As mudanças políticas que ocorrem após as eleições são sempre marcadas por algumas alterações no funcionamento das estruturas da sociedade. Contudo, quando essas mudanças implicam alterações de regime, as transformações podem ser bem mais profundas, provocando algumas até grande agitação social.
Foi exactamente o que aconteceu em 1910, com a mudança da Monarquia para a República, com repercussões muito profundas no relacionamento entre o Estado e a Igreja. Num país predominantemente católico, contrariar estruturas enraizadas e seculares católicas resultou num dos grandes alvoroços sociais verificados no nosso país. As Juntas de Paróquia passaram a dominar o poder local de forma mais intensa sendo, na sua maioria, ocupadas por pessoas hostis aos párocos. Esta realidade era ainda mais grave pois na época a sociedade era marcada por jogos de influência, exercidas por caciques, normalmente homens, que na sua localidade impunham grande preponderância social e política.

As alterações foram tão profundas que incluíram, por exemplo, a obrigatoriedade de os párocos entregarem as caixas de esmolas às Juntas de Paróquia! Basta recordar também o capítulo VII da Lei da separação do Estado das igrejas, no seu artigo 156º, que refere que se consideram extintas todas as prestações em dinheiro ou em géneros que os paroquianos “por uso e costume” ofereciam ao seu pároco!
Os novos ideais anticatólicos que começaram a sentir-se logo nas semanas seguintes à implantação da República provocaram uma enorme tensão entre o poder civil e o religioso, sendo então um dos casos mais mediáticos o que ocorreu com o pároco de Arentim (Braga), em dezembro de 1910.
O número de padres na época era bem diferente do da atualidade. Enquanto que hoje há poucos párocos e muitos lugares disponíveis, na altura a realidade era oposta.

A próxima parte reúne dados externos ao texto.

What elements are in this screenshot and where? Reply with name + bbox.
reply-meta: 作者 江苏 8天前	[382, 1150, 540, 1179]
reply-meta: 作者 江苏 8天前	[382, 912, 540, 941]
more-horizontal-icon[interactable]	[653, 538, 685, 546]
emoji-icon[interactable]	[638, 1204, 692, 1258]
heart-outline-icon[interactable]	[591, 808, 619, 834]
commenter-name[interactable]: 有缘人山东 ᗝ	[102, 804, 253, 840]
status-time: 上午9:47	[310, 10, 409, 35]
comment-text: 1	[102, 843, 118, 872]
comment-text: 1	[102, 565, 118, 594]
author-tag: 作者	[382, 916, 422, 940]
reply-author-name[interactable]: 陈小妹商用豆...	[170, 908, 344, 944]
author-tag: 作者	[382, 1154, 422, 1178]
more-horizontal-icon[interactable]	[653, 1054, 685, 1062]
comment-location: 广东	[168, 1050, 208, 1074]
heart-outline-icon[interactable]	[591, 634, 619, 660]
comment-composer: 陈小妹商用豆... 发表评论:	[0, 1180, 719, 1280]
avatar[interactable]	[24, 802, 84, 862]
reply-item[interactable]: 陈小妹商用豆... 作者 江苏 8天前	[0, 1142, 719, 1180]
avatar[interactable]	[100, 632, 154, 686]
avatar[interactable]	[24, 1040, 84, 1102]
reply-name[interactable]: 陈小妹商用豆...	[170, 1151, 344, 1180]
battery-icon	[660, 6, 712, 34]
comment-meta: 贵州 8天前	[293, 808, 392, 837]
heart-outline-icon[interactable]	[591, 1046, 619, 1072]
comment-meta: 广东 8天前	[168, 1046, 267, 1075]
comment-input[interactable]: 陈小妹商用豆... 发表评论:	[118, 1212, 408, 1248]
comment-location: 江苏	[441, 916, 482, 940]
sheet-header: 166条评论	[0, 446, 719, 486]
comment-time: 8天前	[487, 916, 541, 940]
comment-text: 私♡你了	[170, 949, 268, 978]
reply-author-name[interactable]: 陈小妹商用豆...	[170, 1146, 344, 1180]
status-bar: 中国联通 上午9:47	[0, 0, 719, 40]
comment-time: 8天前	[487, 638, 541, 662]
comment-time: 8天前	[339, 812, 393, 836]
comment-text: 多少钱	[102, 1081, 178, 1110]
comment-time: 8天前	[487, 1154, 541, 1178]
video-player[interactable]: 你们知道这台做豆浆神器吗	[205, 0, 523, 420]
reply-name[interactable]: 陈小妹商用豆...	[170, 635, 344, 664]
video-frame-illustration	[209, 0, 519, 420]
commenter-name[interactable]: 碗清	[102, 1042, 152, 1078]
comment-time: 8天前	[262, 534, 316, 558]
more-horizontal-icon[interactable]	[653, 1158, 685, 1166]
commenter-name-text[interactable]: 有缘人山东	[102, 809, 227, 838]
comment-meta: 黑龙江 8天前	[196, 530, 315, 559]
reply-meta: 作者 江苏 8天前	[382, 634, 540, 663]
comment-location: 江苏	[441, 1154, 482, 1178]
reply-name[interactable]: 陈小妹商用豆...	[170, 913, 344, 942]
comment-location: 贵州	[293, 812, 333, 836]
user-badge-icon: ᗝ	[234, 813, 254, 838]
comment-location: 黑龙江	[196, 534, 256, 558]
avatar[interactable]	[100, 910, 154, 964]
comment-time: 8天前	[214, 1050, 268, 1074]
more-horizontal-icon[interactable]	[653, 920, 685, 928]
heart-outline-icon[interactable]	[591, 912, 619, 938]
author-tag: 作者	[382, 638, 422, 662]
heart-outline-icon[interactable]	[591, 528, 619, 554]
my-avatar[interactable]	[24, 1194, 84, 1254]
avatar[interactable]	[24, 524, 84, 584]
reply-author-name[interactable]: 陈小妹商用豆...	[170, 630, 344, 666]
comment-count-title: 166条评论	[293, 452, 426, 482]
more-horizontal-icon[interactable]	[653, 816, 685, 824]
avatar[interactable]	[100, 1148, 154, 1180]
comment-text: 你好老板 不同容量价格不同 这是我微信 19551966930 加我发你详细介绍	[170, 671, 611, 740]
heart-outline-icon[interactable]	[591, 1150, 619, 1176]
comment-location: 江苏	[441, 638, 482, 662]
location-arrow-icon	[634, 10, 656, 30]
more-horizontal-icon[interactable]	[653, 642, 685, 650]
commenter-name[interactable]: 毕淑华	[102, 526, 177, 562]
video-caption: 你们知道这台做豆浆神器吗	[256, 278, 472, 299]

Por exemplo, seis anos antes, em maio de 1904, concorreram a pároco de Santa Cecília de Vilaça 13 presbíteros: João Baptista Fernandes, Domingos de Jesus Araújo, Júlio José da Silva Matos, Manuel Pires Lages (a personagem hoje abordada aqui e que posteriormente foi colocado em Arentim), Manuel Rodrigues, Domingos José Amorim, António de 0liveira Novaes, Joaquim Gomes de Araújo Miranda, António Vilela da Mota, João António Vieira Andrade, José Coelho dos Santos, José Pereira Oliveira Barbosa e Miguel José Oliveira!
Manuel Pires Lage, que a 26 de junho de 1900 tinha sido nomeado para a paróquia de Arcos de Baúlhe, em Cabeceiras de Basto, era uma figura muito ativa na sua localidade e na região.
Este padre, já abordado aqui noutro texto, gostava de dar a sua opinião social e política, não se preocupando com as consequências que daí poderiam advir. Era, inclusive, muito interventivo na imprensa da época, onde tinha uma crónica considerada por muitos um escândalo, sendo conhecido ainda como “o terror da freguesia”.
Ora, no domingo, dia 11 de dezembro de 1910, ocorreu um enorme escândalo em Arentim, que teve uma enorme repercussão no centro da cidade de Braga. Segundo o “Commercio do Minho”, de 13 de dezembro de 1910, tudo se desencadeou quando o pároco de Arentim agrediu o professor da mesma freguesia.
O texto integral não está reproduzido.